Sustana Fibers
Efficient Water Usage in Recycled Fiber Production
Jay Hunsberger
July 13, 2018

Q+A with Phil Nysse, Production Superintendent at Sustana’s Fox River Fiber Mill

One small change made by Production Superintendent Phil Nysse at Sustana’s Fox River Fiber mill in De Pere, Wisconsin managed to reduce fresh water consumption at the plant by just under eight per cent per ton of fiber recycled, since 2016 when the change was made.

In the below interview, Phil answers questions about the simple fix that made a big impact:

 

Where is the water at Sustana’s Fox River Fiber mill sourced from?
     
PN: Even though we are located near the Fox River, all water used in production is sourced from an onsite well. This well water, accessed from underground, remains cold and consistent in temperature. 

Use of consistently cold water from underground distinguishes Fox River Fiber from facilities which use open water from a river; the temperature of open river water may fluctuate and change depending on the seasons.

 

What is the role of water at Sustana Fox River Fiber facility? How is it used in production?

PN: Water is used throughout the entire manufacturing process, to carry fibers through the production system. Typically, water is kept cold in the front half of production and hot near the end of the process.

Water is kept cool in the beginning to ensure malleable contaminants (ex: solid impurities and ink particles) can retain their structure and be filtered out, while hot water at the end of the process will allow, among other things, to help production machines operate more effectively.

Fresh well water itself is required for certain purposes: roughly half of all fresh water is used for seal water systems on production equipment. The remaining half is used exclusively for thermal purposes to cool down production systems in the mill. 

 

Describe the changes made to the water system at the Fox River Mill

PN: While doing a sign off on our production process, I noticed some pipes near the end of the production line were sweating – cold from fresh water and wet with humidity. This was occurring at our wet lap machine, an area where water needs to be as hot as possible, for optimal equipment performance.

I went back to the area with a production operator and flagged the cold-water sources. From there, we were able to work with a pipe fitter from our maintenance team to divert the cold water back to the beginning of the process and to our cold-water supply. 
 

 

How did the idea for this change come about? 

PN: As part of a cost-savings initiative in 2017, we were looking to take on projects that would reduce production costs of recycled fiber.

We stumbled on this water saving opportunity in late 2016 by accident. While working in the back of the wet lap machine with the production operator, in an area that most people don’t look at, we noticed the sweaty pipe which I knew was cold. 

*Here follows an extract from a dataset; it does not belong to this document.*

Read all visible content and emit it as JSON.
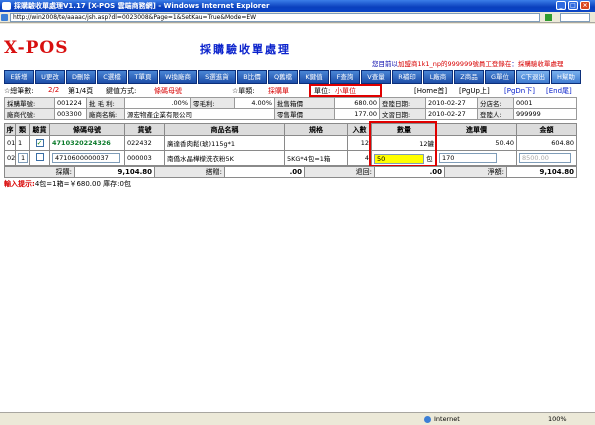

While our initial intention was to save natural gas and reduce production costs, we are also consistently seeking ways to reduce water consumption. This change ended up saving water while also saving on gas. 

 

How much water did this change end up saving? How did this change the company?

PN: As soon as the change was made we saw instant results in terms of water savings. In going through the numbers, we accounted for a minimum of 100 gallons per minute of fresh water saved because of the change. 

The 100 fewer gallons used per minute means less water to bring in from a well. Furthermore, seeing as every gallon we bring in is treated in our on-site effluent water treatment plant before being discharged back to the city, this also means less energy used in treating and discharging water.

In terms of thermal savings of natural gas, measured in “therms” units, we have quantified a savings of 1,140 therms per day. 

Furthermore, increasing the temperature of our wet lap machine has helped the machine to run better, resulting in increased production efficiency.

The instant benefits of this change have paid for themselves – while production output has increased over the years, from 250 tons of fiber per day since I started with Sustana 17 years ago to over 450 tons today, the amount of water used in production has only decreased.

 

 Sustana is passionate about sustainability 
 
Sustana employees are passionate about reducing their environmental impact and contributing to the development of a circular economy, as exemplified in the production of EnviroLife, the FDA-approved recycled fiber for food packaging made from 100 per cent post-consumer materials.

In transforming post-consumer materials into new products, Sustana’s De Pere, Wisconsin and Lévis, Québec recycling mills focus on maximizing product quality while minimizing water usage, energy usage and waste throughout the production process.

The above water conservation change is a great example of how Sustana employees strive to reduce the environmental impact of operations wherever possible.